Dans son Utopia publiée à Louvain en 1516, Thomas More, parlant aussi de lui-même, décrit sa bibliothèque idéale sous le couvert de l'admiration éprouvée par les Utopiens pour les ouvrages d'Alde : " En partant pour la quatrième expédition, j'avais embarqué, en guise de pacotille, un honnête bagage de livres… C'est ainsi qu'ils me doivent la plupart des traités de Platon, quelques-uns d'Aristote, l'ouvrage de Théophraste sur les plantes… Comme grammairien, ils n'ont que Lascaris. Je n'avais pas emporté Théodore ni aucun dictionnaire excepté Hésichius et Dioscoride. Ils raffolent des petits traités de Plutarque et apprécient l'esprit et la drôlerie de Lucien.

Parmi les poètes, ils ont Aristophane, Homère et Euripide, ainsi qu'un Sophocle dans le petit caractère des Aldes ; parmi les historiens, Thucydide, Hérodote ainsi qu'Hérodien… Aiguisé par les lettres, l'esprit des Utopiens est éminemment propre à inventer des procédés capables d'améliorer les conditions de la vie. Ils nous doivent deux arts, l'imprimerie et la fabrication du papier… Nous leur avons montré des volumes sur papier, imprimés en caractères des Aldes. " (Paris, 1987, pp. 187-188).

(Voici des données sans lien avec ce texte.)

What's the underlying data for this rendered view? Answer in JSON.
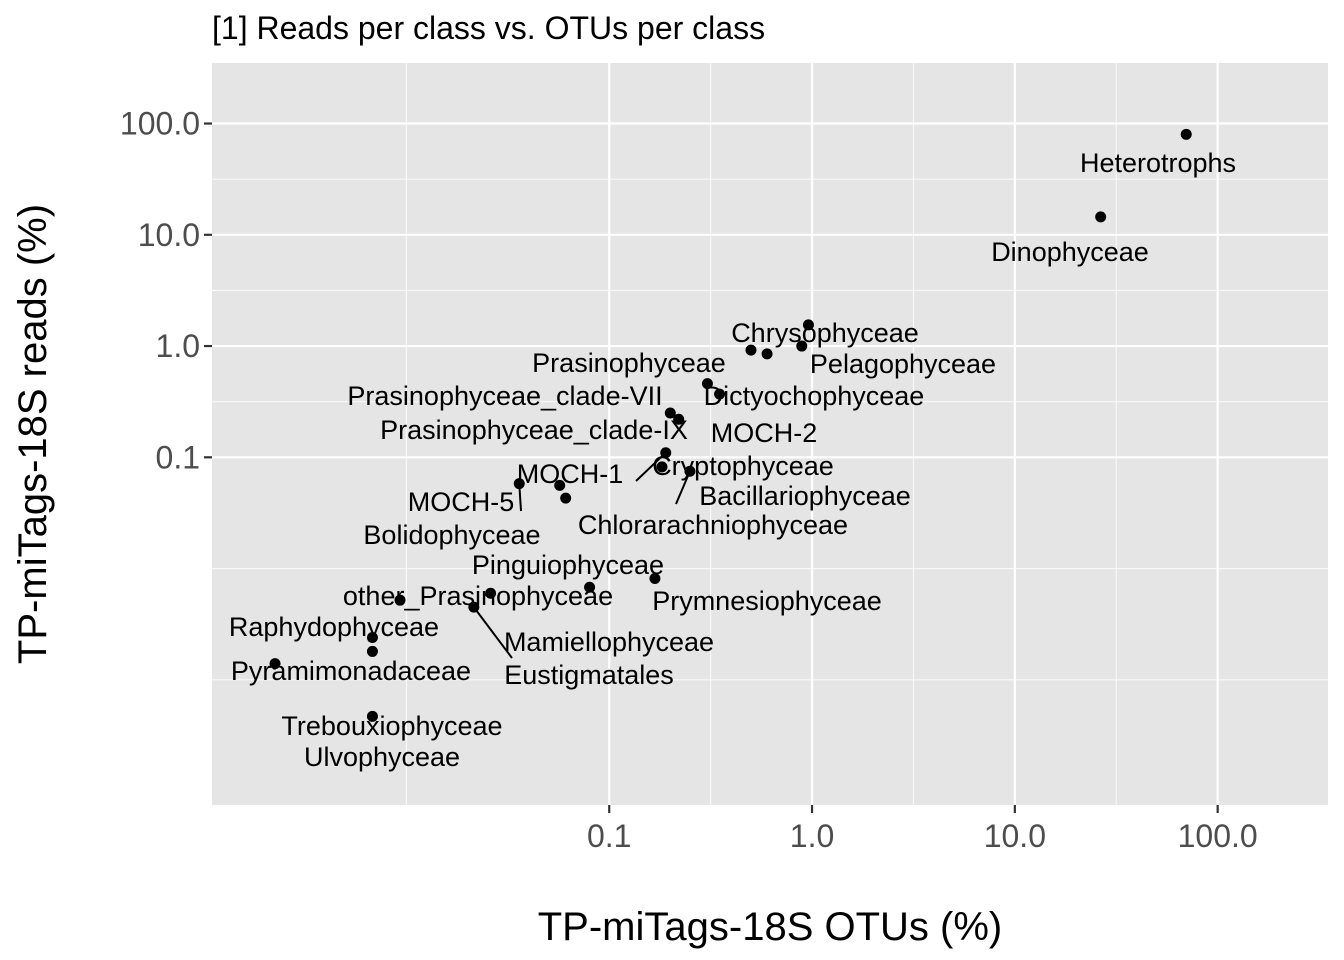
{
  "chart_data": {
    "type": "scatter",
    "title": "[1] Reads per class vs. OTUs per class",
    "xlabel": "TP-miTags-18S OTUs (%)",
    "ylabel": "TP-miTags-18S reads (%)",
    "x_scale": "log10",
    "y_scale": "log10",
    "xlim": [
      0.0011,
      350
    ],
    "ylim": [
      7.5e-05,
      350
    ],
    "x_ticks": [
      0.1,
      1,
      10,
      100
    ],
    "x_tick_labels": [
      "0.1",
      "1.0",
      "10.0",
      "100.0"
    ],
    "y_ticks": [
      0.1,
      1,
      10,
      100
    ],
    "y_tick_labels": [
      "0.1",
      "1.0",
      "10.0",
      "100.0"
    ],
    "x_minor_ticks": [
      0.01,
      0.3162,
      3.162,
      31.62
    ],
    "y_minor_ticks": [
      0.01,
      0.001,
      0.3162,
      3.162,
      31.62
    ],
    "grid": true,
    "legend": "none",
    "points": [
      {
        "label": "Heterotrophs",
        "x": 70,
        "y": 80
      },
      {
        "label": "Dinophyceae",
        "x": 26.5,
        "y": 14.5
      },
      {
        "label": "Chrysophyceae",
        "x": 0.96,
        "y": 1.55
      },
      {
        "label": "Pelagophyceae",
        "x": 0.89,
        "y": 1.0
      },
      {
        "label": "Prasinophyceae",
        "x": 0.5,
        "y": 0.92
      },
      {
        "label": "Dictyochophyceae",
        "x": 0.6,
        "y": 0.85
      },
      {
        "label": "Prasinophyceae_clade-VII",
        "x": 0.305,
        "y": 0.46
      },
      {
        "label": "MOCH-2",
        "x": 0.35,
        "y": 0.37
      },
      {
        "label": "Prasinophyceae_clade-IX",
        "x": 0.2,
        "y": 0.25
      },
      {
        "label": "Cryptophyceae",
        "x": 0.22,
        "y": 0.22
      },
      {
        "label": "MOCH-1",
        "x": 0.19,
        "y": 0.11
      },
      {
        "label": "Bacillariophyceae",
        "x": 0.25,
        "y": 0.075
      },
      {
        "label": "Pinguiophyceae",
        "x": 0.182,
        "y": 0.082
      },
      {
        "label": "MOCH-5",
        "x": 0.036,
        "y": 0.058
      },
      {
        "label": "Chlorarachniophyceae",
        "x": 0.057,
        "y": 0.056
      },
      {
        "label": "Bolidophyceae",
        "x": 0.061,
        "y": 0.043
      },
      {
        "label": "Prymnesiophyceae",
        "x": 0.168,
        "y": 0.00815
      },
      {
        "label": "Mamiellophyceae",
        "x": 0.08,
        "y": 0.0068
      },
      {
        "label": "other_Prasinophyceae",
        "x": 0.026,
        "y": 0.006
      },
      {
        "label": "Eustigmatales",
        "x": 0.0215,
        "y": 0.0045
      },
      {
        "label": "Raphydophyceae",
        "x": 0.0093,
        "y": 0.0052
      },
      {
        "label": "Pyramimonadaceae",
        "x": 0.0068,
        "y": 0.0024
      },
      {
        "label": "Trebouxiophyceae",
        "x": 0.00225,
        "y": 0.0014
      },
      {
        "label": "Ulvophyceae",
        "x": 0.0068,
        "y": 0.0018
      },
      {
        "label": "",
        "x": 0.0068,
        "y": 0.00047
      }
    ],
    "colors": {
      "panel_background": "#e5e5e5",
      "grid_major": "#ffffff",
      "point": "#000000"
    }
  }
}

C'est en Angleterre et en France, à la fin du XVIIIe siècle, que le goût pour la collection d'éditions aldines semble s'être renouvelé. La dispersion de l'ordre des jésuites offrit aux amateurs d'alors bon nombre d'occasions d'en acquérir et certains ouvrages de cette collection portent des marques de provenance manuscrite de la bibliothèque de tel ou tel collège de la Compagnie. Puis s'exerça l'influence discrète d'un précurseur oublié : le cardinal de Brienne qui fit imprimer à Pise en 1790 le catalogue de sa collection : Serie dell' edizione Aldine. Elle fut acquise en bloc par Antoine-Augustin Renouard, célèbre bibliographe et collectionneur d'Alde. Il sut mettre à profit les fabuleuses ventes révolutionnaires pour acquérir ou collationner un nombre considérable d'exemplaires et publia par trois fois, en 1804, 1825 et 1834, ses Annales de l'Imprimerie des Aldes qui font encore autorité aujourd'hui. Son superbe exemplaire relié par Simier, au XIXe siècle, de la grammaire grecque de Constantin Lascaris, premier livre imprimé par Alde, est l'un des fleurons de cette collection.

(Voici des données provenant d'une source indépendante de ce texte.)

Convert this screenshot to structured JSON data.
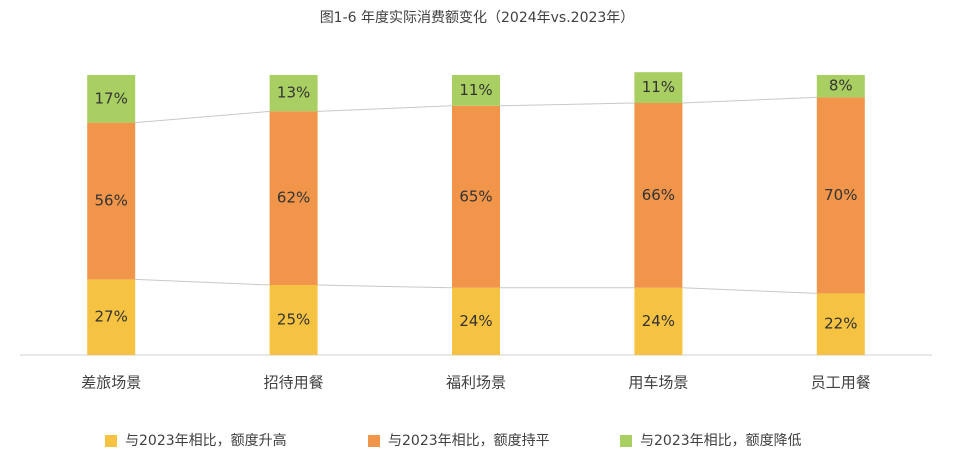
{
  "chart_data": {
    "type": "stacked_bar_100",
    "title": "图1-6 年度实际消费额变化（2024年vs.2023年）",
    "categories": [
      "差旅场景",
      "招待用餐",
      "福利场景",
      "用车场景",
      "员工用餐"
    ],
    "ylim": [
      0,
      100
    ],
    "series": [
      {
        "name": "与2023年相比，额度升高",
        "color": "#f5c242",
        "values": [
          27,
          25,
          24,
          24,
          22
        ],
        "value_labels": [
          "27%",
          "25%",
          "24%",
          "24%",
          "22%"
        ]
      },
      {
        "name": "与2023年相比，额度持平",
        "color": "#f0954a",
        "values": [
          56,
          62,
          65,
          66,
          70
        ],
        "value_labels": [
          "56%",
          "62%",
          "65%",
          "66%",
          "70%"
        ]
      },
      {
        "name": "与2023年相比，额度降低",
        "color": "#a9cf62",
        "values": [
          17,
          13,
          11,
          11,
          8
        ],
        "value_labels": [
          "17%",
          "13%",
          "11%",
          "11%",
          "8%"
        ]
      }
    ]
  }
}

La collection Renouard fut vendue à Londres en 1819 consacrant pour longtemps, malgré l'effort d'Ambroise Firmin-Didot, une forme d'appropriation britannique de la collection aldine - cette grammaire de Lascaris demeura d'ailleurs pendant plusieurs générations en Angleterre. Le catalogue de cette vente présente ainsi nombre d'exemplaires avec de célèbres provenances anglaises comme celle du duc de Grafton (1760-1844), celle de Beriah Botfield (1807-1853) tour à tour possesseurs du Théocrite de 1495, celle de George John comte Spencer (1758-1834) : " the choicest collection of Aldines existing in any library " (Seymour de Ricci, p. 76) ou celle du comte d'Ashburnham (1797-1878). Chacun de ces deux collectionneurs est curieusement représenté ici par deux exemplaires du Diaria de Bello Carolino d'Alessandro Benedetti imprimé en 1496. Le Thesaurus cornucopiae, de 1496 également, a appartenu aux ducs de Roxburghe (1740-1804) et de Sussex (1773-1843). L'Horace de 1501 fut celui du comte de Crawford, le Quintus de Smyrne publié en 1505 fut celui de William Beckford. " Throughout Europe, bibliophiles formed libraries whose cases and cabinets devoted space to Aldines " (Ahmanson-Murphy catalog, p. 13). D'autres provenances, comme celle de la mystérieuse Garden Library sur le rare Virgile de 1501, ou celle d'André Rodocanachi sur le Gaza relié pour Marcus Fugger montrent encore que la collection d'éditions aldines - ou pourquoi pas la serie pour reprendre le titre du catalogue du cardinal de Brienne - a, de tous temps, été considérée par les amateurs de livres comme le comble de l'élégance et de la culture.

CHRONOLOGIE

1439-1445 Concile de Florence.

1453 Chute de Constantinople.

1462 Cristoforo Moro est élu Doge. Il meurt en 1471.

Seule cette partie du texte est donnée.